From time to time, someone will send me a letter or a note that says, "you need to stop living in the past and move forward... it's not healthy." And I understand. It probably seems like that sometimes with posts and stories like this. But I disagree. I think it's wonderfully healthy. It means that I loved my wife. That I love her still. That some promises live on even after "til death do you part." That some stories keep getting more beautiful after "they lived happily ever after."
I work very hard to move forward in life, without Joey. To be a good father and to follow where my dreams are leading and do the work required to reach them. I'm not stuck in time, I'm given the gift of timelessness. Of not traveling this world alone, even when I am alone. I believe it's a gift from God. This sense of love. Of gratitude. Of hope that I am overwhelmed with.
Someone reminded me the other day that I haven't shared the new album cover. So here it is in case you haven't seen it. Actually, this is both the front and back covers. My friend Aaron David Thomas took the pictures. He is who filmed the music videos we've made the last few months (and this live performance) that I have been sharing, and he shot these in-between takes when cowboy Jack was getting his horse ready and I was singing "One Angel."
Our last two shows for the next few months are on June 18th and 19th in our barn. It's going to be a special weekend because that's the day my new album comes out, so we will have them on hand to sign and do some special celebrating for the record release. There are a few tickets for those still left HERE. Come join us if you can.
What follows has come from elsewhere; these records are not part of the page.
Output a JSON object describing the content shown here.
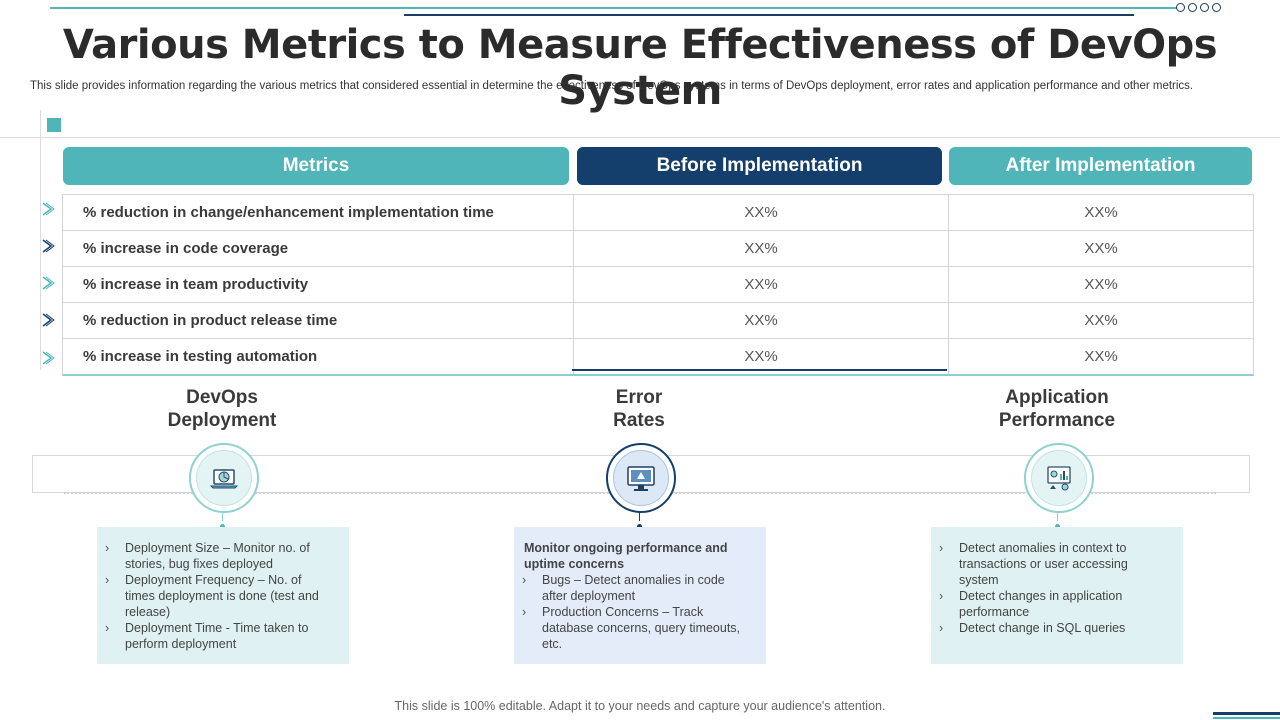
{
  "title": "Various Metrics to Measure Effectiveness of DevOps System",
  "subtitle": "This slide provides information regarding the various metrics that considered essential in determine the effectiveness of DevOps systems in terms of DevOps deployment, error rates and application performance and other metrics.",
  "table": {
    "headers": {
      "metrics": "Metrics",
      "before": "Before Implementation",
      "after": "After Implementation"
    },
    "rows": [
      {
        "metric": "% reduction in change/enhancement implementation time",
        "before": "XX%",
        "after": "XX%"
      },
      {
        "metric": "% increase in code coverage",
        "before": "XX%",
        "after": "XX%"
      },
      {
        "metric": "% increase in team productivity",
        "before": "XX%",
        "after": "XX%"
      },
      {
        "metric": "% reduction in product release time",
        "before": "XX%",
        "after": "XX%"
      },
      {
        "metric": "% increase in testing automation",
        "before": "XX%",
        "after": "XX%"
      }
    ]
  },
  "sections": [
    {
      "title_line1": "DevOps",
      "title_line2": "Deployment",
      "icon": "laptop-chart-icon",
      "items": [
        "Deployment Size – Monitor no. of stories, bug fixes deployed",
        "Deployment Frequency – No. of times deployment  is done (test and release)",
        "Deployment Time  - Time taken to perform deployment"
      ]
    },
    {
      "title_line1": "Error",
      "title_line2": "Rates",
      "icon": "monitor-warning-icon",
      "lead": "Monitor ongoing performance and uptime concerns",
      "items": [
        "Bugs – Detect anomalies in code after deployment",
        "Production Concerns – Track database concerns, query timeouts, etc."
      ]
    },
    {
      "title_line1": "Application",
      "title_line2": "Performance",
      "icon": "analytics-dashboard-icon",
      "items": [
        "Detect anomalies in context to transactions or user accessing system",
        "Detect changes in application performance",
        "Detect change in SQL queries"
      ]
    }
  ],
  "footer": "This slide is 100% editable. Adapt it to your needs and capture your audience's attention.",
  "colors": {
    "teal": "#4fb5b8",
    "navy": "#143e6b",
    "teal_light": "#dff1f2",
    "blue_light": "#e3ecf8"
  }
}
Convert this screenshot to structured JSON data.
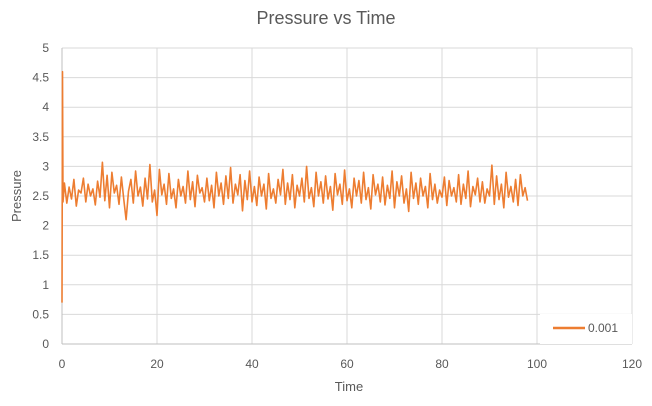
{
  "chart_data": {
    "type": "line",
    "title": "Pressure vs Time",
    "xlabel": "Time",
    "ylabel": "Pressure",
    "xlim": [
      0,
      120
    ],
    "ylim": [
      0,
      5
    ],
    "xticks": [
      "0",
      "20",
      "40",
      "60",
      "80",
      "100",
      "120"
    ],
    "yticks": [
      "0",
      "0.5",
      "1",
      "1.5",
      "2",
      "2.5",
      "3",
      "3.5",
      "4",
      "4.5",
      "5"
    ],
    "grid": true,
    "legend_position": "bottom-right",
    "series": [
      {
        "name": "0.001",
        "color": "#ED7D31",
        "x_start": 0.5,
        "x_step": 0.5,
        "initial_points": [
          [
            0,
            0.7
          ],
          [
            0.1,
            4.6
          ],
          [
            0.2,
            2.4
          ]
        ],
        "values": [
          2.72,
          2.38,
          2.65,
          2.45,
          2.78,
          2.33,
          2.6,
          2.55,
          2.8,
          2.4,
          2.7,
          2.5,
          2.62,
          2.35,
          2.75,
          2.48,
          3.07,
          2.42,
          2.85,
          2.3,
          2.9,
          2.55,
          2.68,
          2.36,
          2.82,
          2.44,
          2.1,
          2.58,
          2.78,
          2.38,
          2.92,
          2.5,
          2.65,
          2.33,
          2.8,
          2.45,
          3.03,
          2.4,
          2.6,
          2.17,
          2.95,
          2.52,
          2.7,
          2.36,
          2.88,
          2.46,
          2.62,
          2.3,
          2.78,
          2.5,
          2.66,
          2.38,
          2.92,
          2.44,
          2.74,
          2.32,
          2.85,
          2.55,
          2.64,
          2.4,
          2.8,
          2.42,
          2.68,
          2.3,
          2.9,
          2.5,
          2.72,
          2.36,
          2.84,
          2.46,
          2.98,
          2.38,
          2.7,
          2.52,
          2.86,
          2.25,
          2.76,
          2.44,
          2.92,
          2.4,
          2.66,
          2.34,
          2.82,
          2.5,
          2.7,
          2.28,
          2.88,
          2.46,
          2.62,
          2.38,
          2.78,
          2.52,
          2.95,
          2.36,
          2.72,
          2.44,
          2.86,
          2.3,
          2.68,
          2.5,
          2.8,
          2.4,
          3.0,
          2.46,
          2.64,
          2.32,
          2.9,
          2.5,
          2.74,
          2.38,
          2.84,
          2.45,
          2.66,
          2.26,
          2.88,
          2.52,
          2.7,
          2.36,
          2.94,
          2.42,
          2.62,
          2.3,
          2.8,
          2.5,
          2.76,
          2.38,
          2.9,
          2.44,
          2.64,
          2.28,
          2.86,
          2.52,
          2.7,
          2.4,
          2.82,
          2.35,
          2.68,
          2.46,
          2.92,
          2.3,
          2.74,
          2.5,
          2.84,
          2.38,
          2.62,
          2.24,
          2.9,
          2.46,
          2.72,
          2.36,
          2.8,
          2.5,
          2.66,
          2.3,
          2.88,
          2.44,
          2.7,
          2.38,
          2.6,
          2.48,
          2.82,
          2.34,
          2.76,
          2.5,
          2.64,
          2.4,
          2.86,
          2.36,
          2.7,
          2.46,
          2.92,
          2.32,
          2.66,
          2.52,
          2.8,
          2.4,
          2.74,
          2.38,
          2.62,
          2.5,
          3.02,
          2.36,
          2.84,
          2.44,
          2.7,
          2.3,
          2.9,
          2.48,
          2.66,
          2.4,
          2.78,
          2.34,
          2.86,
          2.5,
          2.64,
          2.42
        ]
      }
    ]
  }
}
On that note, a number of people have been asking if I'm going to be doing more shows this fall and yes, I am. It's taken a bit of time for us to figure out the weekends that make the most sense for us, with my schedule and Indy's school and other things that are going on... but we finally have. We'll start back up doing home concerts in September and mostly do one weekend-a-month with a few extra Christmas shows in December. Those dates and tickets for them are HERE. I hope you'll consider coming to one.
Our concert hall, schoolhouse, and farm truly is a special place. With our little family Marcy Jo's cafe's just down the road, and our little town of Columbia (Muletown) is about as charming and fun to spend time in as a little town can be. Just pulling up to the square downtown is a bit like stepping into a 'time machine' itself.